“La clave del fracaso”
I
Estaba solo, completamente solo en la habitación de aquella fría pensión. Miraba hacia el techo de la habitación e imaginaba en sus grietas escenas fantásticas que jamás ocurrieron. Me puse detenidamente a observarlas y descubrí a un caballero andante asestando un severo golpe de lanza sobre la barriga de un fiero dragón. Imaginé una doncella esperando ser rescatada en una cueva vil y nauseabunda. En un rincón de la habitación permanecía el castillo entre las sombras. Las luces del bulevar, a través de los visillos, eran las estrellas fulgurantes. Parecía mágico transportarse por unos momentos a una Europa medieval. Pero, ¿qué era yo por entonces?: un desgraciado. ¿Qué sería yo en esa época?, ¿un siervo de la gleba, tal vez? No, yo sería un caballero feudal. Serviría a mi señor y cabalgaría en un corcel plateado. Tendría una dama, la señora de mis pensamientos y lucharía en pos de una idea: salvaguardar la fe del imperio. Pero heme aquí que no guardaba en mí más que la desesperanza, el desasosiego, el malestar. Mi señor me había despedido hacía una semana, sin derecho a paro; la señora de mis pensamientos se había marchado con un conductor de camiones, y en cuanto a mi fe, hacía tiempo que la había ahogado en un vaso de whisky.
¿Quién era yo entonces? Un acabado. Me quedaba poco dinero ya, el justo para pagar la habitación ese mes y malvivir durante unas semanas.

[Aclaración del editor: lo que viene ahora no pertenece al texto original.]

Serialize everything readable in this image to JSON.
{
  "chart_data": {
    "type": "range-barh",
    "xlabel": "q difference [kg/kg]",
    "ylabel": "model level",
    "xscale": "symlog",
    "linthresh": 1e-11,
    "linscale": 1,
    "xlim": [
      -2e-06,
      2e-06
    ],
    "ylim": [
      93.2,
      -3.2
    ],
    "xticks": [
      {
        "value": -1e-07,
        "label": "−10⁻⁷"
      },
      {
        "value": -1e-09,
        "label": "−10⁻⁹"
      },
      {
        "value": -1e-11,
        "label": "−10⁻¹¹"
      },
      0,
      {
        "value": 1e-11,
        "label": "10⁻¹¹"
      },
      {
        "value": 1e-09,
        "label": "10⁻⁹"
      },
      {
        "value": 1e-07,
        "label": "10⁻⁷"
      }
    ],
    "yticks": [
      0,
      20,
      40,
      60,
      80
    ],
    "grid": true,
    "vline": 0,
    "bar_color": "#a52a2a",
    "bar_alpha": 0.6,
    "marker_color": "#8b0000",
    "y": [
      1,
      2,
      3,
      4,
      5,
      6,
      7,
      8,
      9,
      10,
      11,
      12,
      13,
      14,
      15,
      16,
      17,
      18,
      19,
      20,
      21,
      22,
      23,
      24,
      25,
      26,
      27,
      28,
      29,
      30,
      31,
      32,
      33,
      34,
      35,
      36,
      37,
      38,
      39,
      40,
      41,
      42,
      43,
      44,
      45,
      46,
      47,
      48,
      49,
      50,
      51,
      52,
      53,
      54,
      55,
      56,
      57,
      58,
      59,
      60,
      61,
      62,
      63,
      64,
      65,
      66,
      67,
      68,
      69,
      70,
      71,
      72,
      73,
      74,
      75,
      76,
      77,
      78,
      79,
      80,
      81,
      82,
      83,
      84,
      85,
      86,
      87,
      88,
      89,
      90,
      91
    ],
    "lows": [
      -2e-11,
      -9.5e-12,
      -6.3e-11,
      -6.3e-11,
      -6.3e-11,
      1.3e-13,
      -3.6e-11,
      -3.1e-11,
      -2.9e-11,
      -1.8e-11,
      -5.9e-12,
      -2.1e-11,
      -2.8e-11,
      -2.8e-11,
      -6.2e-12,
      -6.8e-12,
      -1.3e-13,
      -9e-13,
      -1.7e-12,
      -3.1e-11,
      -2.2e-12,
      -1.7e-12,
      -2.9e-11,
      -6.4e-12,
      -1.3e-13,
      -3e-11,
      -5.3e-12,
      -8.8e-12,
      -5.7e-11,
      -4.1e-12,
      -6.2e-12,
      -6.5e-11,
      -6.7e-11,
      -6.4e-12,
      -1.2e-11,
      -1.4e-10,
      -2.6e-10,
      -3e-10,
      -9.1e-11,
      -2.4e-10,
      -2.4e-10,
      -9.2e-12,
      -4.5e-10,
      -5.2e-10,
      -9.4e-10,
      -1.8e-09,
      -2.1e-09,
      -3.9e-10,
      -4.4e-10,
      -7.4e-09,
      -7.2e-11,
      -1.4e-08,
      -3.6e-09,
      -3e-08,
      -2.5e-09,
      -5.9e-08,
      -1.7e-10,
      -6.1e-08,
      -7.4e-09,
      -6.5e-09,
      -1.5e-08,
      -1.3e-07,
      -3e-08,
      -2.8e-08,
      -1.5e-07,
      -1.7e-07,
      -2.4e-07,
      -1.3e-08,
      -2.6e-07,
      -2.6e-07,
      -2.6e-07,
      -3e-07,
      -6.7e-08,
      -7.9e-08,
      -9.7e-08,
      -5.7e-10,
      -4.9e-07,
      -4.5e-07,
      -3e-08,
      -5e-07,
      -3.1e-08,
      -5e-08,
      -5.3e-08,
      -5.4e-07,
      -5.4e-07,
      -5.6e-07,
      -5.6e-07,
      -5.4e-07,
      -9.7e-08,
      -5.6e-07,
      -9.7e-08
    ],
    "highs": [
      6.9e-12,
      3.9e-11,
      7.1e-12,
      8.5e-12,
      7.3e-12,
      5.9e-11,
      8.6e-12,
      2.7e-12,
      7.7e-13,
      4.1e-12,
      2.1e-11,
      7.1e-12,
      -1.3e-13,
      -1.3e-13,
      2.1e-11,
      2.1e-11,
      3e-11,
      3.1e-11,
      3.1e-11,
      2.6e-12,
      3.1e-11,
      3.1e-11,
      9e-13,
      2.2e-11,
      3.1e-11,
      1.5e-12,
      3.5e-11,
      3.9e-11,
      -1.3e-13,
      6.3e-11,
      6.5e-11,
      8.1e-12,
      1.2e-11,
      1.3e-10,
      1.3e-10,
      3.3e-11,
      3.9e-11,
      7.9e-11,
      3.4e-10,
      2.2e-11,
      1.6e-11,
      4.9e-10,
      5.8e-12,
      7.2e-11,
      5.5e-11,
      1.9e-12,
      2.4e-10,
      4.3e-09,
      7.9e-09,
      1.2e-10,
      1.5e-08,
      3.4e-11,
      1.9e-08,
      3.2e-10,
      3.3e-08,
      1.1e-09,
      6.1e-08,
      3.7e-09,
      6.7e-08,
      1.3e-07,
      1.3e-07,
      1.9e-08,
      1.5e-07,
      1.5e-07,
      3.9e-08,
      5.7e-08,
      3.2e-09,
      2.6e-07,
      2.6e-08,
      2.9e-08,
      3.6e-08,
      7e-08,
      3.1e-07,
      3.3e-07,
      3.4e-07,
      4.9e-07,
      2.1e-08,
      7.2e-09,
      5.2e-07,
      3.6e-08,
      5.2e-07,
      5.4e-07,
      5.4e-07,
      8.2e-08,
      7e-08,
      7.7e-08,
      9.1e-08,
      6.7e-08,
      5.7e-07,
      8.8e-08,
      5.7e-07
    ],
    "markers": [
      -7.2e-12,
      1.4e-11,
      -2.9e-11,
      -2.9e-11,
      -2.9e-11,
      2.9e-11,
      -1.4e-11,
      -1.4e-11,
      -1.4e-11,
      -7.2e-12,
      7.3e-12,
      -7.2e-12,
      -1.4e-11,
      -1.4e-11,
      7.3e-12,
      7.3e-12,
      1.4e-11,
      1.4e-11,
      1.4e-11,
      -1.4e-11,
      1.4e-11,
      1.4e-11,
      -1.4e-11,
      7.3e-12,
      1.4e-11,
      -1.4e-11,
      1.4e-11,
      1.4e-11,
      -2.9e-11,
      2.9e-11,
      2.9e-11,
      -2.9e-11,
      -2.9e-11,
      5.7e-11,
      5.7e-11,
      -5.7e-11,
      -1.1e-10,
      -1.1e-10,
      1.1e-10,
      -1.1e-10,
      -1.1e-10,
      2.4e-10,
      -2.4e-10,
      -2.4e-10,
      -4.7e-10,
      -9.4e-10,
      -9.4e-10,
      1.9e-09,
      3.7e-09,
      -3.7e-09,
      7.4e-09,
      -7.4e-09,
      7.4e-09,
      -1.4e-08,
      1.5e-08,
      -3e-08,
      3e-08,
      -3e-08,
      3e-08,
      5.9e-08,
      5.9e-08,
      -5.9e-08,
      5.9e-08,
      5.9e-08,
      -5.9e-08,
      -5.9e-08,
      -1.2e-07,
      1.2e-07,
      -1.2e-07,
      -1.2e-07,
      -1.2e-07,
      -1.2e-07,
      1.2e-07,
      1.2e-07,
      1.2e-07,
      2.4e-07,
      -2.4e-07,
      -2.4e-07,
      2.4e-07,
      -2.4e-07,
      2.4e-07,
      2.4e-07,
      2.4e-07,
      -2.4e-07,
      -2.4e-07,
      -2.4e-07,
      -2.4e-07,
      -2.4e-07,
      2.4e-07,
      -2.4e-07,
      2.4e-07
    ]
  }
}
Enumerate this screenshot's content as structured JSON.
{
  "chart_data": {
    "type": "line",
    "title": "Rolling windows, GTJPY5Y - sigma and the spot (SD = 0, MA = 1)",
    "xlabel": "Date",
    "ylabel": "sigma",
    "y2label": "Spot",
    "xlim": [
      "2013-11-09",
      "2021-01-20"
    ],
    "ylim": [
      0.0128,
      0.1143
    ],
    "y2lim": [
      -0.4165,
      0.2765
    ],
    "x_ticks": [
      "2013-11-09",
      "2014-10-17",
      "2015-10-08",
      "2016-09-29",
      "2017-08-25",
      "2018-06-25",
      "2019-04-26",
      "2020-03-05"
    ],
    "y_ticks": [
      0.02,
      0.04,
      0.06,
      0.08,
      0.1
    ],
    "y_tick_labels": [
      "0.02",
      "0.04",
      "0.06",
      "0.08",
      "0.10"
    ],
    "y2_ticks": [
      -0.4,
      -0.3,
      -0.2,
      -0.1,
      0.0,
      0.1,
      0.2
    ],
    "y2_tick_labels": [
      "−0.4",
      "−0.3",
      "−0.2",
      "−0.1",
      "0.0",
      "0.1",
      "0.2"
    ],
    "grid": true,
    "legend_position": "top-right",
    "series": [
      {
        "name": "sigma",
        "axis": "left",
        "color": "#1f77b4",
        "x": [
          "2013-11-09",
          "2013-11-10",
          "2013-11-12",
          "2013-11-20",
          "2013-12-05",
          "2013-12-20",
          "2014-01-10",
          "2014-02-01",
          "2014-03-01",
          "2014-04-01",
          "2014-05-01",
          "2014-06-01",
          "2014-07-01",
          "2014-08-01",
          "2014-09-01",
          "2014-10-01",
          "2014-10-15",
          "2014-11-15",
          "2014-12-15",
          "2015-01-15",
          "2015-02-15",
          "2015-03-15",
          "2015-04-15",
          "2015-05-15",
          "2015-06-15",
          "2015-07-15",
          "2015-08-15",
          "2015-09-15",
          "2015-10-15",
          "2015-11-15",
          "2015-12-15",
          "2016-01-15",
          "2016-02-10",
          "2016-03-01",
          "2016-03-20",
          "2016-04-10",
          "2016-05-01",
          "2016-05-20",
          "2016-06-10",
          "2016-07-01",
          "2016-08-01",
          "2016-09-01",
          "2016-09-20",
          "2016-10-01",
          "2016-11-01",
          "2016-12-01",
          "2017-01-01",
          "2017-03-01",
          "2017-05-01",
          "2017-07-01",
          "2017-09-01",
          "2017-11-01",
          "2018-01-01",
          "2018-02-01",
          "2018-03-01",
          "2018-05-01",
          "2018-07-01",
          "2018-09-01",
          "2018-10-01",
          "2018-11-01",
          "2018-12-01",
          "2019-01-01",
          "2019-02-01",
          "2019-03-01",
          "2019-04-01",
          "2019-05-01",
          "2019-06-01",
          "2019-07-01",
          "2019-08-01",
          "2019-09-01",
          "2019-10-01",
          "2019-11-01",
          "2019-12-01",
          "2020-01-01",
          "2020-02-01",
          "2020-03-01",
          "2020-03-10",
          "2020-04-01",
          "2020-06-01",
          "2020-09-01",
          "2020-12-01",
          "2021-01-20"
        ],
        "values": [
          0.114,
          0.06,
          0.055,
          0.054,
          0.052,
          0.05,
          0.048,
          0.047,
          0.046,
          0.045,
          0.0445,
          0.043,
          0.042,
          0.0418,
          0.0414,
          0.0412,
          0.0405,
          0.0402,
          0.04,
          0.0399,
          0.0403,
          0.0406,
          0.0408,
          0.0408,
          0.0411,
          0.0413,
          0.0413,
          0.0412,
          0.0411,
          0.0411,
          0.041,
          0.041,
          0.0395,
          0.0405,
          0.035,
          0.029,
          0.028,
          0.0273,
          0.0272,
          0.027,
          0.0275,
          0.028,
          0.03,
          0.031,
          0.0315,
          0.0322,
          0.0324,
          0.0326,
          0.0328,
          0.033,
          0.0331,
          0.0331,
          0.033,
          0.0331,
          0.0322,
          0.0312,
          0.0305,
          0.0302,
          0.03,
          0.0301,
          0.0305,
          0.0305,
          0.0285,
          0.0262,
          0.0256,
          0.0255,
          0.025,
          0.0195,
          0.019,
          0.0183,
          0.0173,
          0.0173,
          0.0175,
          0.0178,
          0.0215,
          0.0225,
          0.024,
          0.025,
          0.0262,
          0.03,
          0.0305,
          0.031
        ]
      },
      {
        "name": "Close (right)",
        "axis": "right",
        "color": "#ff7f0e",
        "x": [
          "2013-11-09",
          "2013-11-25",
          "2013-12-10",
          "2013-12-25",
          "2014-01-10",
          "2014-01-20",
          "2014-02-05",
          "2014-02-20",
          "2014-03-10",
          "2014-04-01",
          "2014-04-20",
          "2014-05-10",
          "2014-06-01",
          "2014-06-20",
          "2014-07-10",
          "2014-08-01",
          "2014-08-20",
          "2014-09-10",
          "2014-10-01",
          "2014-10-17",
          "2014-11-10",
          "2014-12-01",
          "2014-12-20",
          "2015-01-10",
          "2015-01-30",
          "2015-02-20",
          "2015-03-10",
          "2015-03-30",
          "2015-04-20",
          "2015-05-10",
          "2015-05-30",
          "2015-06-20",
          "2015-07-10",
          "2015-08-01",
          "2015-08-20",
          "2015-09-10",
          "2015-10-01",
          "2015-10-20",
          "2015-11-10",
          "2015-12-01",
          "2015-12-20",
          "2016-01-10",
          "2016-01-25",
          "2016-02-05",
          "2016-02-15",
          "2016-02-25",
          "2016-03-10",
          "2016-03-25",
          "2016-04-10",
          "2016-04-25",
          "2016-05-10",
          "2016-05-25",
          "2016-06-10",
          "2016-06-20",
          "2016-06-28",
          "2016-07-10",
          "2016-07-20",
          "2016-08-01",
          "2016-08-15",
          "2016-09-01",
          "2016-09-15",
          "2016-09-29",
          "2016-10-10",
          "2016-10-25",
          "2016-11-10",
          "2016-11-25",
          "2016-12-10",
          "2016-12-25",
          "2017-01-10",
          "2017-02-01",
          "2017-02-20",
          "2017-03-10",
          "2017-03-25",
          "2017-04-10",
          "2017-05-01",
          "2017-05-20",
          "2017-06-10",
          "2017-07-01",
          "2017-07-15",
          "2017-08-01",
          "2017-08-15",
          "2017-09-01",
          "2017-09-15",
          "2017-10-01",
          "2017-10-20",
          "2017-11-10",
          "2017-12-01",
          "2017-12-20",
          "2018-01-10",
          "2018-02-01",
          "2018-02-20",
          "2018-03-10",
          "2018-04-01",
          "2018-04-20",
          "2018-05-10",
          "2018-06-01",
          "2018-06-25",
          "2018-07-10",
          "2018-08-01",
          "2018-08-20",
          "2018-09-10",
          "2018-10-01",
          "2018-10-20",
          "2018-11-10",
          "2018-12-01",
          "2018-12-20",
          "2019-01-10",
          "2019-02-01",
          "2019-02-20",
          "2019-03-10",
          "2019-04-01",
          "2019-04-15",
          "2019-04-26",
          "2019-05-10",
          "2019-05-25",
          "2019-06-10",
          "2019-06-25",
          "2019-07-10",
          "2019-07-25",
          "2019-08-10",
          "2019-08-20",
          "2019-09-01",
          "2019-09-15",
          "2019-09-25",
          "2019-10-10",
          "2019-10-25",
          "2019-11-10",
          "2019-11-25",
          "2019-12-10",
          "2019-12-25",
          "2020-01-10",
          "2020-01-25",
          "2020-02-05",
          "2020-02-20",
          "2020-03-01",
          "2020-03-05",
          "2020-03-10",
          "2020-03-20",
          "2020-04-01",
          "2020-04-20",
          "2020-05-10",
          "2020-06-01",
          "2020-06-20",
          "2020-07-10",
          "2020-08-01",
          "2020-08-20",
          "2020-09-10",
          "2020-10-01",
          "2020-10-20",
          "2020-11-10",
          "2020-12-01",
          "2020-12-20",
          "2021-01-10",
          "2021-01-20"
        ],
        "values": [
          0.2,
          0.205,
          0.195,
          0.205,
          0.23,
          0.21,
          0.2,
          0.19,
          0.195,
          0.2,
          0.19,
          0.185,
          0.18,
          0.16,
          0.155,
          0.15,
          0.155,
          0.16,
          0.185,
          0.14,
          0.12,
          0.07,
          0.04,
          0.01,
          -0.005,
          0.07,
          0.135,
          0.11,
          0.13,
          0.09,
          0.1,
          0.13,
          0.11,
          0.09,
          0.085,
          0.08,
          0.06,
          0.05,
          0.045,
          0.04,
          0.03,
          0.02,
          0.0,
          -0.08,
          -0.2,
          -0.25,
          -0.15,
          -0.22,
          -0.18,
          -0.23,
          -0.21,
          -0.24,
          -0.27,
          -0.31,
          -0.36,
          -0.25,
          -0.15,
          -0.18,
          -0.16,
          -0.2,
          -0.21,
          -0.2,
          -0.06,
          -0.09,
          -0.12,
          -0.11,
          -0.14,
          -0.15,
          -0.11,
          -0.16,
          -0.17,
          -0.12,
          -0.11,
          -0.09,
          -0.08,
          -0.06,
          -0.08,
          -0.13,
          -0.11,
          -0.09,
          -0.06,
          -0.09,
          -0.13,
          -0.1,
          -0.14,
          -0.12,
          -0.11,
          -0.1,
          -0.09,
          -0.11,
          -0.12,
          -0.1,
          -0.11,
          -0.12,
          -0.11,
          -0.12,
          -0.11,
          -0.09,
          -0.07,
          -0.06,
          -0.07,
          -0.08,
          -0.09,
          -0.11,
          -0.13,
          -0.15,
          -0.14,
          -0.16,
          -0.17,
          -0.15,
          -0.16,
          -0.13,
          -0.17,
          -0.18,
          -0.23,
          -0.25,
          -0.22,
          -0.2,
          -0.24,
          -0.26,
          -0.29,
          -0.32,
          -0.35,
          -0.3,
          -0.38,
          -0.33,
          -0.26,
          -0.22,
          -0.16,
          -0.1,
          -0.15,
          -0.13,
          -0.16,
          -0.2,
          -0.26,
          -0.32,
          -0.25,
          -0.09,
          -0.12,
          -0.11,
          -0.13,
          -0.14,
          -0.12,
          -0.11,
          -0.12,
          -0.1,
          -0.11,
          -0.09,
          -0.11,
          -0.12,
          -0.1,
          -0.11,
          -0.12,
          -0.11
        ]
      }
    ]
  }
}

¿Qué me quedaba por vender? Pocas cosas: las últimas y las más valiosas: el reloj de oro de papá, la única herencia que me dejó y algunos libros de cuando todavía soñaba con ser profesor en la facultad. Bebí con serenidad de aquel vaso macilento y pensé que quizá también el alcohol lo debía racionar. Sentí deseos de vomitar aquella mezcla de alcohol y restos de no se sabe qué, pero me contuve. Era la única ración que tenía para ese día. Me puse a pensar la manera de salir de aquel laberinto. Ni siquiera Ariadna me podría ayudar con su hilo magnífico. Estaba destinado a ser devorado por el cruel Minotauro de la sociedad. La ruina total se acercaba hasta mí a pasos agigantados. Y yo, ¿qué podía hacer sino esperarla con los brazos abiertos? En ese momento deseaba tanto una luz al final del túnel. ¿Por qué no existía para mí un hada madrina como la Cenicienta y, en cambio sí una madrastra como la casera? Qué demonio de mujer. Fiel a su cita mensual, como la muerte que no espera al moribundo, se acercaba con su guadaña y su perro Cancerbero hasta mi puerta para exigir su mensualidad. Era para mí parecida a una lamia, una furia, una gárgola. Su figura, encorvada por los años y la maldad, se movía lentamente, apoyada en su bastón. Se le oía acercarse con pasos lentos y seguros, como el pirata Morgan. Yo me veía atado al palo mayor o maniatado, a punto de caer por la borda y ser presa de los tiburones. Pegaban a la puerta. Seguro que era ella. Me hacía el sordo. Tal vez se marcharía. Insistían. Tenía que abrir. Aquel monstruo era capaz de echar la puerta abajo.
II
Salí un rato a pasear por las calles semidesiertas. Era media tarde. Las hojas del otoño tapizaban las aceras. Como si de un castigo de los dioses se tratara, los barrenderos recogían sin cesar las hojas. Era inevitable. Mañana el suelo se volvería a cubrir de hojas.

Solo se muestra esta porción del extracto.